Diversity-based Expert Recommendation Approach

Primary LanguagePython

DRecSys.

DRecSys: Diversity-based Recommendation Approach

Finding developers to assist with project issues is essential in Global Software Development (GSD) contexts, where various individuals with distinct characteristics are involved. Several recommending approaches lead to identifying the same group of individuals who end up work overloaded. Aiming to diversify the recommendation process, we introduced DRecSys: a diversity-based recommendation approach. We seek to identify individuals with characteristics similar to those previously requested to collaborate. To that end, we proposed a hybrid process composed of supervised (classification) and unsupervised (clustering) techniques. We provided evidence that DRecSys is able to recommend suitable non-obvious developers to assist with project issues.

Published Work

This work was published in the CSCWD 2020 : International Conference on Computer Supported Cooperative Work in Design, CSCWD.

Database

The full database can be downloaded in: https://drive.google.com/open?id=1zCclYWc5CIKpR-xqZDTEI0u2X7018gz3

Files:

  • pre-processing.py: pre-processing and data manipulation.
  • classification.py: classifying models.
  • complex-network.py: network modeling and centrality calculations.

Folders

  • instances: tests (example) data.
  • NetSCAN_result: netscan execution results.

Execution:

  • The database is first modeled as graph. For the network analysis use 'complex-network.py'.
  • NetSCAN algorithm [1] is used in order to find core nodes.
  • A new network is build using the core nodes.
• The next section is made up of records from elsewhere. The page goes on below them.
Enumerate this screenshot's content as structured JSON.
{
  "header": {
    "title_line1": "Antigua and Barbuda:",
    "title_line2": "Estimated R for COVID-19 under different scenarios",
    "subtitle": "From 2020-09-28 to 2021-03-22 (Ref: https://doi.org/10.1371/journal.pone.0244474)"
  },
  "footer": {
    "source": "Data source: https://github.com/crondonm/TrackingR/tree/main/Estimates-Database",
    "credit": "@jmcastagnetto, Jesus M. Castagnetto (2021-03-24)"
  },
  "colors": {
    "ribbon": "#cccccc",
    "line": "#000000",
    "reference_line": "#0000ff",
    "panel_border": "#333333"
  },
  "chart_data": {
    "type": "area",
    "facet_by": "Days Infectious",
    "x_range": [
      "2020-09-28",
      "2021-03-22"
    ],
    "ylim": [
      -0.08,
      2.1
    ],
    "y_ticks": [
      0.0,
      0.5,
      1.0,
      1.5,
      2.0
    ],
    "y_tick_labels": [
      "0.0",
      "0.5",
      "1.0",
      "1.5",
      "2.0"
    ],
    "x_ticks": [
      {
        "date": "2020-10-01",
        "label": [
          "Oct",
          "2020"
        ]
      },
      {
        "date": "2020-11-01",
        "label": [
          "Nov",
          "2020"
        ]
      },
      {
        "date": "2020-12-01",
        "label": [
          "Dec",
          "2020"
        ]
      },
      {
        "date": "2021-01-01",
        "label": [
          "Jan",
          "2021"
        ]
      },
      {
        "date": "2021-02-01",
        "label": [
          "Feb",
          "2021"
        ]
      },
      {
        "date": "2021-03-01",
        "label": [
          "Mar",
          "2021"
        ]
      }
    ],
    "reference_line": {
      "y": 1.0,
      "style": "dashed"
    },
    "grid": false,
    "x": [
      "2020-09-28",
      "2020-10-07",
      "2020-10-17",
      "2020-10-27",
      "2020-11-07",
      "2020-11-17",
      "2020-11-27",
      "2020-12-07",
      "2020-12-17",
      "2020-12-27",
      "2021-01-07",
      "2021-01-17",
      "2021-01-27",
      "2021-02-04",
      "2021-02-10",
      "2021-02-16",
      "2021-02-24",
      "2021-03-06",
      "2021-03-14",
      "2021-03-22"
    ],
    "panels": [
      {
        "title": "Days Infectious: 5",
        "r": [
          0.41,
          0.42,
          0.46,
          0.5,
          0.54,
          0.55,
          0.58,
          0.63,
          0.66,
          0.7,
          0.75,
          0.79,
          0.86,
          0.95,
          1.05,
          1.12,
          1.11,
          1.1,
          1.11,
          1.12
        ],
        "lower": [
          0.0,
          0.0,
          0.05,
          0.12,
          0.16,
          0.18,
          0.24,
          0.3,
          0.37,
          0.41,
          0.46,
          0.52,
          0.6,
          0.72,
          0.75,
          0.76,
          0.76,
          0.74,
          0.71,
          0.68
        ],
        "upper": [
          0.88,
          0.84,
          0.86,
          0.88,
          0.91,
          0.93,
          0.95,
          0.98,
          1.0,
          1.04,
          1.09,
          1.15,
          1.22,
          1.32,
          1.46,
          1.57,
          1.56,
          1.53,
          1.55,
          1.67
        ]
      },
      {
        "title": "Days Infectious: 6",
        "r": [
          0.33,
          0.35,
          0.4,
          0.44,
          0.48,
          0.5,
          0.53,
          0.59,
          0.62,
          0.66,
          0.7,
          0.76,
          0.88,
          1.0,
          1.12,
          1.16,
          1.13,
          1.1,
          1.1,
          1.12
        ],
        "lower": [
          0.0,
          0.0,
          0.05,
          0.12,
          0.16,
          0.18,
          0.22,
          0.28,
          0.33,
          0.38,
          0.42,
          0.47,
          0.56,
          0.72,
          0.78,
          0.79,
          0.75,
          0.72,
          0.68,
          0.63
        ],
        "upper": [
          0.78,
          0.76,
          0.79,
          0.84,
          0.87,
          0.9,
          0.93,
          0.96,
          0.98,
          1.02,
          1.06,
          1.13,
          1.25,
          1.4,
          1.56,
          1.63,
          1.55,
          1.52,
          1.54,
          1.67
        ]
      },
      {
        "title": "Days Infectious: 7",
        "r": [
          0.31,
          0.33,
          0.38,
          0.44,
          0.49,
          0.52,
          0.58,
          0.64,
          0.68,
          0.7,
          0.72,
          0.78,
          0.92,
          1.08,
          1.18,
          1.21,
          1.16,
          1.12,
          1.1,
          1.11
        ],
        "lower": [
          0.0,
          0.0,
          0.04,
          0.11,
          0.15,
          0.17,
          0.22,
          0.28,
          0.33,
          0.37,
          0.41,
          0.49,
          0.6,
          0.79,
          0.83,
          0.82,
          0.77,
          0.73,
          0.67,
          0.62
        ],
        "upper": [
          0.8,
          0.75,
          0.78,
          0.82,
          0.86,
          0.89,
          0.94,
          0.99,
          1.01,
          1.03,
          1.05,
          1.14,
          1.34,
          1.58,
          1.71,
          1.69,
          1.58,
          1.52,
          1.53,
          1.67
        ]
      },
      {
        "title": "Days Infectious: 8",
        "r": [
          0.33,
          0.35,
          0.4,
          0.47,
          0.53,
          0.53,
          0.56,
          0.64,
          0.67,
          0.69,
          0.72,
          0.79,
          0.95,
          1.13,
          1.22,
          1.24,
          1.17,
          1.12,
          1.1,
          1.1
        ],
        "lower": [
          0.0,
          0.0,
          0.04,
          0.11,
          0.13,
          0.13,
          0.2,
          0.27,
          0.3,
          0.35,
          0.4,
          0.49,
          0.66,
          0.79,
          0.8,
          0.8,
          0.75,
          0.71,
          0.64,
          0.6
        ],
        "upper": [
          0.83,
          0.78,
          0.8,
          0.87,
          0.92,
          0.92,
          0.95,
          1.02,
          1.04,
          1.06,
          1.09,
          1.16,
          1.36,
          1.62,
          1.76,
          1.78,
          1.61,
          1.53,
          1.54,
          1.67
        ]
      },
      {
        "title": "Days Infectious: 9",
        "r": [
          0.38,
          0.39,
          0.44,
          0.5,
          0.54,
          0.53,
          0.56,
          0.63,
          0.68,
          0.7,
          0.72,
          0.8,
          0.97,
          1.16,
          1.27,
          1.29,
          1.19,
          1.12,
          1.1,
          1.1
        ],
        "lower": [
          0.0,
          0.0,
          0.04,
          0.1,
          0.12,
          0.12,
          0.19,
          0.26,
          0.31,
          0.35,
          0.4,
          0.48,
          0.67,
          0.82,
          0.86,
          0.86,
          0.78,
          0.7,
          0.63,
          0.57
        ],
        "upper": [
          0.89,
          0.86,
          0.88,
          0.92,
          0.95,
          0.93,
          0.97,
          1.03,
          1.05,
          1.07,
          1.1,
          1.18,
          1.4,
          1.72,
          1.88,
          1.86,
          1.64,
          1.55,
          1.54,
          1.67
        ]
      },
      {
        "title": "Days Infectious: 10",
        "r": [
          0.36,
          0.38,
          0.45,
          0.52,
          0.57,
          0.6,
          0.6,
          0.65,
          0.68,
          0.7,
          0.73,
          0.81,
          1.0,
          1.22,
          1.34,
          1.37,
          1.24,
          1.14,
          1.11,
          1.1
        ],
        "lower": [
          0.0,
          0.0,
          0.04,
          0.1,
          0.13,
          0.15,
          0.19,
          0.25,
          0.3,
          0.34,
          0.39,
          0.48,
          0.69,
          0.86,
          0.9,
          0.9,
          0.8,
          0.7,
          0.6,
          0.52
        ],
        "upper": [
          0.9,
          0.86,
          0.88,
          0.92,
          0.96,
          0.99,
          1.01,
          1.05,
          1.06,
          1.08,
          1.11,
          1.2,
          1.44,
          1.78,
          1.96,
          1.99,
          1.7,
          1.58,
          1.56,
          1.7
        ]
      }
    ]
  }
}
Many attributes can be extracted from the full database. The chosen attributes are: "author_id", "discussion", "review", "qntags", "pull", "requested". There are an example file inside the instances folder.
  • The Pre-processing.py file contains outliers scale reduction function, as well as normalization and instance splitting - test and training (optional).
  • The classification algorithms are in 'classification.py' file.